The answer came from the experiments I’d been conducting, semi-covertly, into why my phone broke. I had no intention of using my laptop or even another phone as a guinea pig, so a quick trip to Computers For Africa, who refurbish abandoned computers and donate them abroad, netted me a bag full of chips and a motherboard that I suspected came from an Atari ST. I used masking tape to set marks at twenty-centimetre intervals along the length of a bench and once I had a chip placed at every mark, I carefully positioned my hand and cast a werelight. The trick in science is to try and change only one variable at a time, but I felt I’d gained enough fine control to produce the same intensity of werelight consistently each time. I spent an entire day conjuring up lights and then checking each chip for damage under the microscope. All to no avail, except for pissing off Nightingale who said that if I had that much time to waste I should be able to tell him the difference between propositions of the accusative and the ablative kind.

Then he distracted me by teaching me my first Adjectivum, which is a forma which changes some aspect of another forma. This Adjectivum was called Iactus, which combined with Impello should, theoretically, have allowed me to float an apple around the room. After two weeks of exploding apples I’d got to the point where I could reliably whoosh an apple down the length of the lab with a fair degree of accuracy. Nightingale said that the next stage was catching things that were thrown towards me, which took us back to exploding apples, and that’s where we were the day the clocks went forward and we paid our respects to Father Thames.

It was while I was in the interview room watching Seawoll gently pluck the facts from Willard Jones’s testimony that I had my breakthrough. Magic, it turned out, was just like science in that sometimes it was a question of spotting the bleeding obvious. Just as Galileo spotted that objects accelerate under gravity at the same rate regardless of their weight, I spotted that the big difference between my mobile phone and the various microchips I’d been experimenting on was that my mobile phone was connected up to its battery when it got fried.

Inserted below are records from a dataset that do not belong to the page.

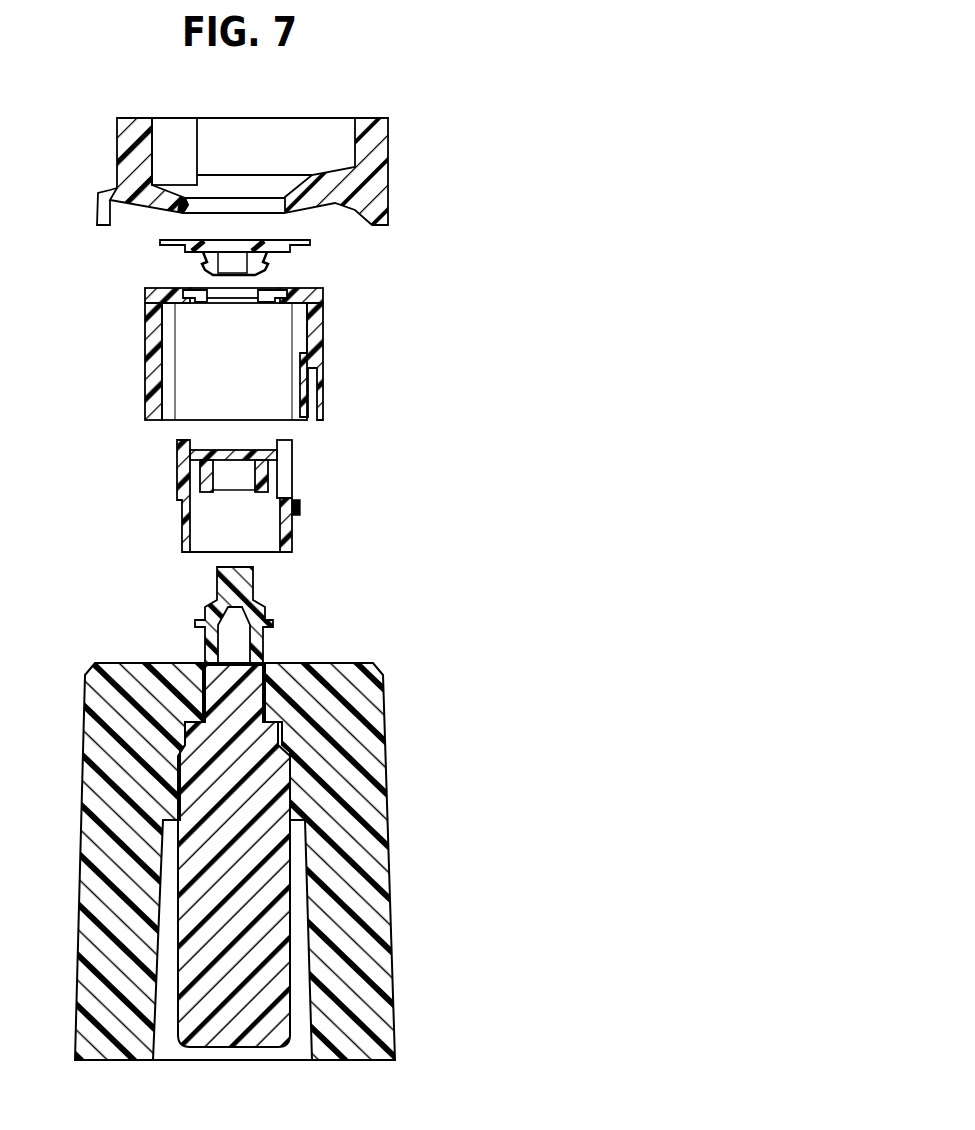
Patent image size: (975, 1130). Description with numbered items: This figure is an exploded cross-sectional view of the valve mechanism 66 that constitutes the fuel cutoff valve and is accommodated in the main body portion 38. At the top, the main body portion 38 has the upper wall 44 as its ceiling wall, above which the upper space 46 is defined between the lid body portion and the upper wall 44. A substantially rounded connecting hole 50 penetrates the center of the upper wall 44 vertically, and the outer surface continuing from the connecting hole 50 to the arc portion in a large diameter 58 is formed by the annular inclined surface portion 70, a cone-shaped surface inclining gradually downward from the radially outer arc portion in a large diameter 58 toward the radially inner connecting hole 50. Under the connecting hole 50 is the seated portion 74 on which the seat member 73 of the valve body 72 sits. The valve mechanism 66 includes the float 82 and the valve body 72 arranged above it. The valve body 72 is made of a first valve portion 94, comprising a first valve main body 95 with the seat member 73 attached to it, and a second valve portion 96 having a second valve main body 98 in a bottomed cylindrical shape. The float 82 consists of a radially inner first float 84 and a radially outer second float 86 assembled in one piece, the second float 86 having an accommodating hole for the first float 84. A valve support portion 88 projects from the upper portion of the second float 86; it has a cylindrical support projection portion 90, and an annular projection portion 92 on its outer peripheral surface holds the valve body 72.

The main body portion 38 is at (400, 172).
The upper wall 44 is at (248, 190).
The upper space 46 is at (296, 163).
The connecting hole 50 is at (188, 210).
The arc portion in a large diameter 58 is at (381, 131).
The valve mechanism 66 is at (552, 243).
The annular inclined surface portion 70 is at (118, 188).
The valve body 72 is at (422, 430).
The seat member 73 is at (308, 243).
The seated portion 74 is at (290, 212).
The float 82 is at (464, 674).
The first float 84 is at (272, 745).
The second float 86 is at (385, 775).
The valve support portion 88 is at (205, 650).
The support projection portion 90 is at (253, 585).
The annular projection portion 92 is at (273, 624).
The first valve portion 94 is at (340, 367).
The first valve main body 95 is at (145, 372).
The second valve portion 96 is at (315, 487).
The second valve main body 98 is at (177, 490).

Just connecting up my collection of second-hand microchips to a battery seemed far too random and time-consuming, but luckily you can a get ten generic calculators for less than a fiver – if you know where to go. Then it was just a matter of laying them out, casting the werelight for precisely five seconds and sticking them under the microscope. The one placed directly under my hand was toast and there were decreasing levels of damage out to the two-metre mark. Was I emitting power as a waste product, which was damaging the electronics – or was I sucking power out of the calculators, and was it that that was doing the damage? And why was the damage principally to the chips, and not the other components? Crucially, despite the unresolved questions, it implied that I could now carry my mobile phone and do magic – providing I took the battery out first.

‘But what does all that mean?’ asked Lesley.

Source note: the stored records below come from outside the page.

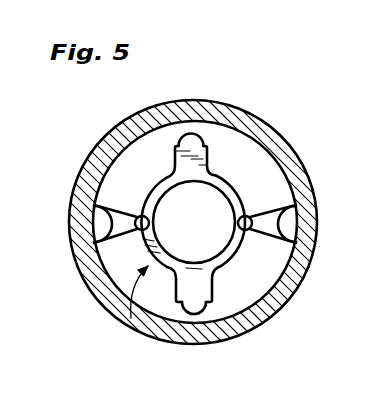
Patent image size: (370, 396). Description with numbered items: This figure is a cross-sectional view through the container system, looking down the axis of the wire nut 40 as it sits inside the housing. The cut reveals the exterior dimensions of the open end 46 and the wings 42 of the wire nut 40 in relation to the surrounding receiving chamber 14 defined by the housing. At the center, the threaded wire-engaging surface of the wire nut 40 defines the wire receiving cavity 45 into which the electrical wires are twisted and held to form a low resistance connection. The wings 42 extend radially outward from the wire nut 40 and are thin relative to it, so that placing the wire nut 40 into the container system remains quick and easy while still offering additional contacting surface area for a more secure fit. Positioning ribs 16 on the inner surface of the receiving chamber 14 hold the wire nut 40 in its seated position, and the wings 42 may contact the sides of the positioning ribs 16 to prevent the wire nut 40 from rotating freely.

The receiving chamber 14 is at (272, 193).
The positioning ribs 16 is at (216, 139).
The wire nut 40 is at (119, 323).
The wings 42 is at (207, 158).
The wire receiving cavity 45 is at (164, 209).
The open end 46 is at (162, 180).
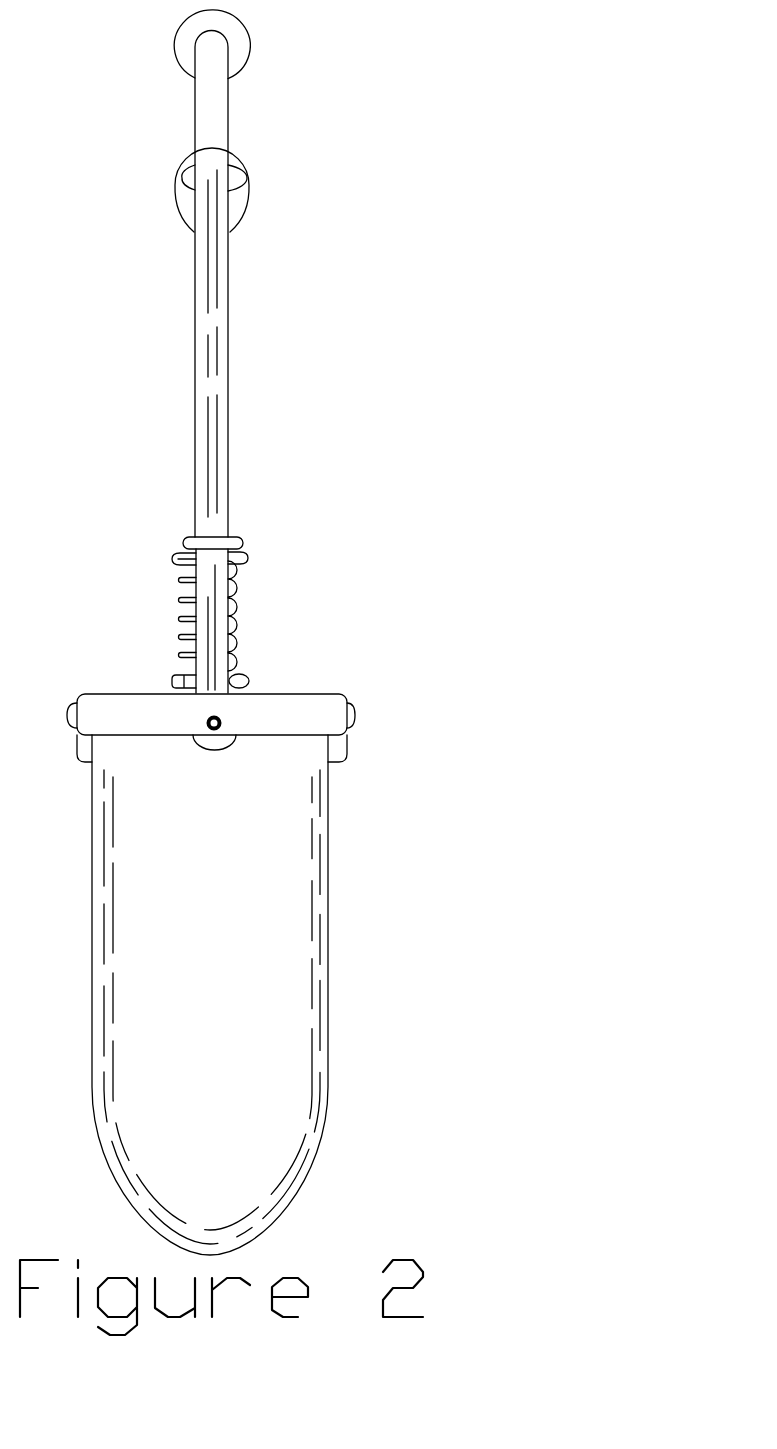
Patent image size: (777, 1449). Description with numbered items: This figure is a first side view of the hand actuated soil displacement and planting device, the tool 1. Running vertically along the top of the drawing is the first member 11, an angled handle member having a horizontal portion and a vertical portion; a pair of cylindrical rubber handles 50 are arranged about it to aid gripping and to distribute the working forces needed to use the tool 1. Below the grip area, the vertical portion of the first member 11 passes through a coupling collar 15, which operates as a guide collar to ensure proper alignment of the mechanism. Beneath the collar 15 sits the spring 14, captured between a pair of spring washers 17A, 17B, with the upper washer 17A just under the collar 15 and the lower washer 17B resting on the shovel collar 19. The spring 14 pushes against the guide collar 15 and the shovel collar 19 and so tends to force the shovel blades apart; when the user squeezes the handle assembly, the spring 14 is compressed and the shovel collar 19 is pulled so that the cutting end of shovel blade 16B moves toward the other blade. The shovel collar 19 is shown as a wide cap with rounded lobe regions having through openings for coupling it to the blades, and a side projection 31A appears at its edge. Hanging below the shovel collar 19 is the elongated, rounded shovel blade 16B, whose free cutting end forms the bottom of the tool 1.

The device 1 is at (303, 632).
The first member 11 is at (217, 342).
The rubber grips 50 is at (237, 52).
The coupling collar 15 is at (242, 545).
The spring 14 is at (183, 618).
The spring washer 17A is at (170, 562).
The spring washer 17B is at (183, 677).
The shovel collar 19 is at (277, 712).
The side tab 31A is at (355, 715).
The shovel blade 16B is at (250, 997).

I took a pull on my Becks and waved the bottle at the TV. ‘It means that I’ve just figured out how the fire was started.’

The next morning Lesley emailed me the fire report, and after I’d checked that I tracked down a retail equipment store that could deliver a till just like the one used in J. Sheekey’s Oyster Bar. Because of Nightingale’s No Visitors in the Folly, Not Counting the Coach House rule, I had to carry the bloody thing from the tradesman’s entrance down into my lab all by myself. Molly watched me staggering past and covered her smile with her hand. I figured Lesley didn’t count as a visitor in this instance, but when I called and invited her over for the demonstration she said she was busy running errands for Seawoll. Once I had everything in position I asked Molly to ask Nightingale to meet me in the lab.

I cleared an area in the corner, away from any gas pipes, mounted the till on a metal trolley and plugged it in. When Nightingale arrived I handed him a lab coat and eye protectors and asked him to stand on a mark six metres from the till. Then, before I did anything else, I removed the battery from my mobile phone.

‘And the purpose of this is what, exactly?’ asked Nightingale.